Dr. Ruotolo’s reception staff hand every patient a disinfectant wipe when they arrive. They are asked to wipe down the check-in kiosk before and after using it. Assistants know not to cut corners when disinfecting exam rooms, equipment, or tables. “It’s the little things you have to think about, and make sure it’s reiterated with your staff so they’re doing it.”

If your practice isn’t back up to full staffing volume, it’s a good idea to cross train staff members so some jobs overlap, suggests Mr. Holder. Although smaller practices may already do this, at larger practices, staff members’ roles may be more specific. “You may be able to pull employees from other positions in the practice, but it’s a good idea to have some redundancy.”
 

5. Neglecting to document everything – even more so than before

The standard of care is changing every day, and so are the regulations, says Ms. Bashaw. Many physicians who work in larger practices or for health systems don’t take advantage of internal risk management departments, which can help them keep tabs on all of these changes.

Writing down simple protocols and having a consistent work flow are extremely important right now. What have you told staff and patients? Are they comfortable with how you’re minimizing their risk? Physicians can find a seven-page checklist that helps practitioners organize and methodically go through reopening process at the Doctors Company website.

Implementing state and local statutes or public health requirements and keeping track of when things stop and start can be complex, says Ms.

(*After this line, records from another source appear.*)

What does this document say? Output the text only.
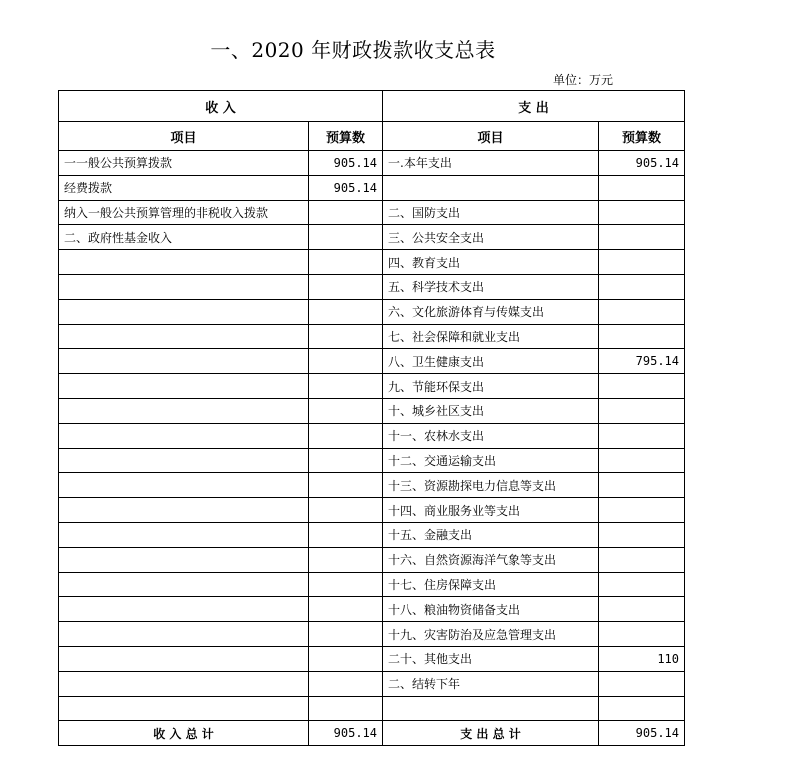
一、2020 年财政拨款收支总表
单位：万元
收 入		支 出	
项目	预算数	项目	预算数
一一般公共预算拨款	905.14	一.本年支出	905.14
经费拨款	905.14		
纳入一般公共预算管理的非税收入拨款		二、国防支出	
二、政府性基金收入		三、公共安全支出	
		四、教育支出	
		五、科学技术支出	
		六、文化旅游体育与传媒支出	
		七、社会保障和就业支出	
		八、卫生健康支出	795.14
		九、节能环保支出	
		十、城乡社区支出	
		十一、农林水支出	
		十二、交通运输支出	
		十三、资源勘探电力信息等支出	
		十四、商业服务业等支出	
		十五、金融支出	
		十六、自然资源海洋气象等支出	
		十七、住房保障支出	
		十八、粮油物资储备支出	
		十九、灾害防治及应急管理支出	
		二十、其他支出	110
		二、结转下年	

收 入 总 计	905.14	支 出 总 计	905.14
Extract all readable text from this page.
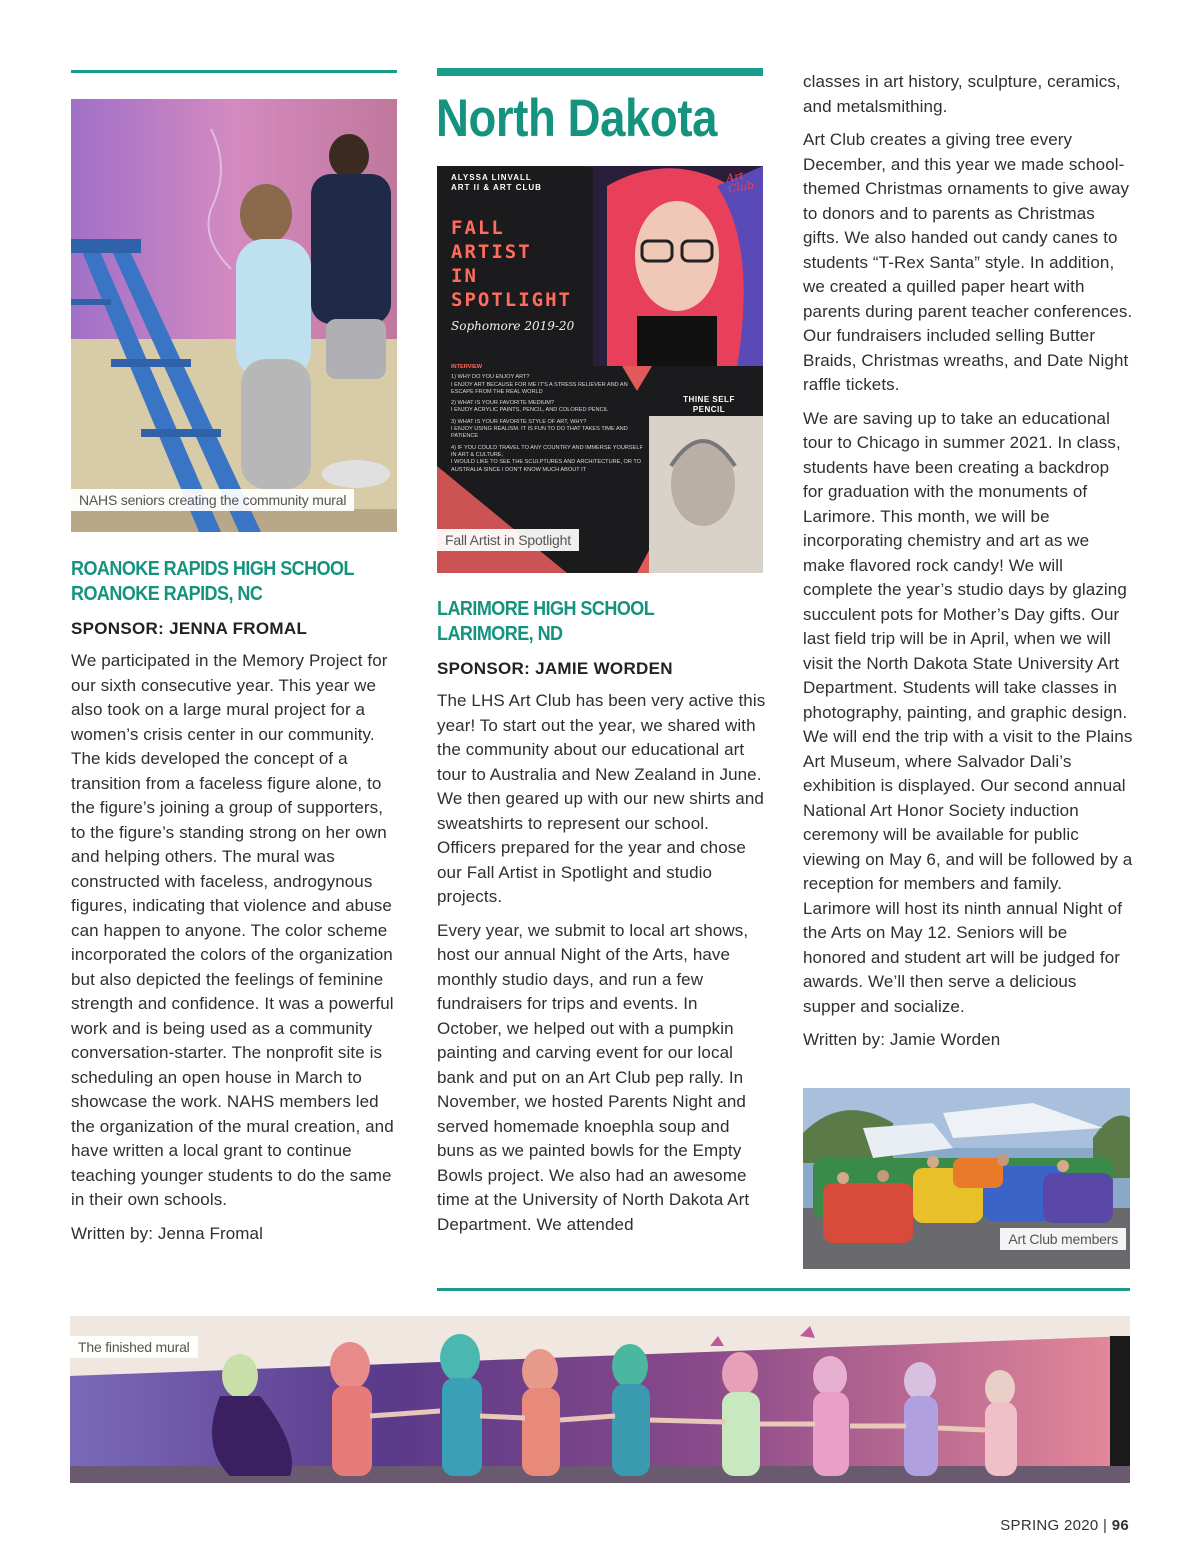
NAHS seniors creating the community mural
ROANOKE RAPIDS HIGH SCHOOL
ROANOKE RAPIDS, NC
SPONSOR: JENNA FROMAL

We participated in the Memory Project for our sixth consecutive year. This year we also took on a large mural project for a women’s crisis center in our community. The kids developed the concept of a transition from a faceless figure alone, to the figure’s joining a group of supporters, to the figure’s standing strong on her own and helping others. The mural was constructed with faceless, androgynous figures, indicating that violence and abuse can happen to anyone. The color scheme incorporated the colors of the organization but also depicted the feelings of feminine strength and confidence. It was a powerful work and is being used as a community conversation-starter. The nonprofit site is scheduling an open house in March to showcase the work. NAHS members led the organization of the mural creation, and have written a local grant to continue teaching younger students to do the same in their own schools.

Written by: Jenna Fromal

North Dakota
Art Club
ALYSSA LINVALL
ART II & ART CLUB
FALL
ARTIST
IN
SPOTLIGHT
Sophomore 2019-20
INTERVIEW
1) WHY DO YOU ENJOY ART?
I ENJOY ART BECAUSE FOR ME IT'S A STRESS RELIEVER AND AN ESCAPE FROM THE REAL WORLD
2) WHAT IS YOUR FAVORITE MEDIUM?
I ENJOY ACRYLIC PAINTS, PENCIL, AND COLORED PENCIL
3) WHAT IS YOUR FAVORITE STYLE OF ART, WHY?
I ENJOY USING REALISM. IT IS FUN TO DO THAT TAKES TIME AND PATIENCE
4) IF YOU COULD TRAVEL TO ANY COUNTRY AND IMMERSE YOURSELF IN ART & CULTURE,
I WOULD LIKE TO SEE THE SCULPTURES AND ARCHITECTURE, OR TO AUSTRALIA SINCE I DON'T KNOW MUCH ABOUT IT
THINE SELF
PENCIL
Fall Artist in Spotlight
LARIMORE HIGH SCHOOL
LARIMORE, ND
SPONSOR: JAMIE WORDEN

The LHS Art Club has been very active this year! To start out the year, we shared with the community about our educational art tour to Australia and New Zealand in June. We then geared up with our new shirts and sweatshirts to represent our school. Officers prepared for the year and chose our Fall Artist in Spotlight and studio projects.

Every year, we submit to local art shows, host our annual Night of the Arts, have monthly studio days, and run a few fundraisers for trips and events. In October, we helped out with a pumpkin painting and carving event for our local bank and put on an Art Club pep rally. In November, we hosted Parents Night and served homemade knoephla soup and buns as we painted bowls for the Empty Bowls project. We also had an awesome time at the University of North Dakota Art Department. We attended

classes in art history, sculpture, ceramics, and metalsmithing.

Art Club creates a giving tree every December, and this year we made school-themed Christmas ornaments to give away to donors and to parents as Christmas gifts. We also handed out candy canes to students “T-Rex Santa” style. In addition, we created a quilled paper heart with parents during parent teacher conferences. Our fundraisers included selling Butter Braids, Christmas wreaths, and Date Night raffle tickets.

We are saving up to take an educational tour to Chicago in summer 2021. In class, students have been creating a backdrop for graduation with the monuments of Larimore. This month, we will be incorporating chemistry and art as we make flavored rock candy! We will complete the year’s studio days by glazing succulent pots for Mother’s Day gifts. Our last field trip will be in April, when we will visit the North Dakota State University Art Department. Students will take classes in photography, painting, and graphic design. We will end the trip with a visit to the Plains Art Museum, where Salvador Dali’s exhibition is displayed. Our second annual National Art Honor Society induction ceremony will be available for public viewing on May 6, and will be followed by a reception for members and family. Larimore will host its ninth annual Night of the Arts on May 12. Seniors will be honored and student art will be judged for awards. We’ll then serve a delicious supper and socialize.

Written by: Jamie Worden

Art Club members
The finished mural
SPRING 2020 | 96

Bashaw. Take a look at your pre–COVID-19 policies and procedures, and make sure you’re on top of the current standards for your office, including staff education. The most important step is connecting with your local public health authority and taking direction from them.

Ms. Bashaw strongly encouraged physicians to conduct huddles with their staff; it’s an evidence-based leadership practice that’s important from a medical malpractice perspective. Review the day’s game plan, then conduct a debriefing at the end of the day.

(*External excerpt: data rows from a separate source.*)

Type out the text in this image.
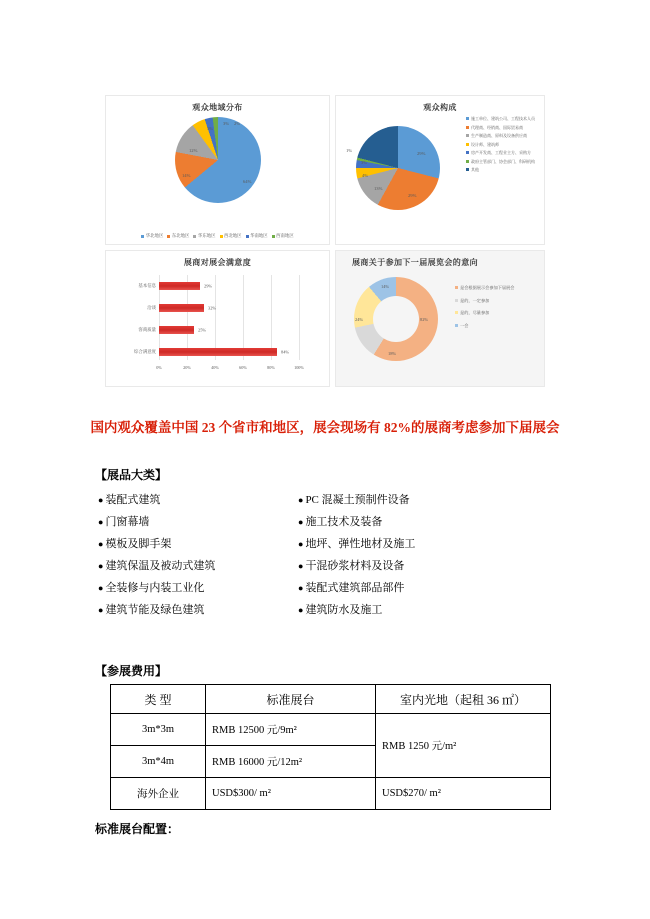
观众地域分布
64%
14%
12%
5%
3% 2%
华北地区 东北地区 华东地区 西北地区 华南地区 西南地区
观众构成
29%
29%
13%
4%
3%
1%
施工单位、建筑公司、工程技术人员
代理商、经销商、国际贸易商
生产制造商、原料及设备供应商
设计师、建筑师
房产开发商、工程业主方、采购方
政府主管部门、协会部门、科研机构
其他
展商对展会满意度
基本信息	29%
洽谈	32%
客商质量	25%
综合满意度	84%
0%	20%	40%	60%	80%	100%
展商关于参加下一届展览会的意向
82%
18%
24%
14%	是会根据展示会参加下届展会
是的，一定参加
是的，尽量参加
一会
国内观众覆盖中国 23 个省市和地区，展会现场有 82%的展商考虑参加下届展会
【展品大类】
● 装配式建筑
● 门窗幕墙
● 模板及脚手架
● 建筑保温及被动式建筑
● 全装修与内装工业化
● 建筑节能及绿色建筑
● PC 混凝土预制件设备
● 施工技术及装备
● 地坪、弹性地材及施工
● 干混砂浆材料及设备
● 装配式建筑部品部件
● 建筑防水及施工
【参展费用】
类 型	标准展台	室内光地（起租 36 ㎡）
3m*3m	RMB 12500 元/9m²	RMB 1250 元/m²
3m*4m	RMB 16000 元/12m²	
海外企业	USD$300/ m²	USD$270/ m²
标准展台配置：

Discuss what worked well, what didn’t, and what tomorrow looks like. And be sure to document it all. “A standard routine and debrief gets everyone on the same page and shows due diligence,” she said.

Keep an administrative file so 2 years down the road, you remember what you did and when. That way, if there’s a problem or a breach or the standard isn’t adhered to, it’s documented in the file. Note what happened and when and what was done to mitigate it or what corrective action was taken.

All practices need to stay on top of regulatory changes. Smaller practices don’t have full-time staff dedicated to monitoring what’s happening in Washington. Associations such as the MGMA can help target what’s important and actionable.
 

6. Forgetting about your own and your staff’s physical and mental health

Physicians need to be worried about burnout and mental health problems from their team members, their colleagues, their patients, and themselves, according to Mr. Holder.

“There’s a mental exhaustion that is just pervasive in the world and the United States right now about all this COVID stuff and stress, not to mention all the other things that are going on,” he said.

That’s going to carry over, so physicians must make sure there’s a positive culture at the practice, where everyone’s taking care of and watching out for each other.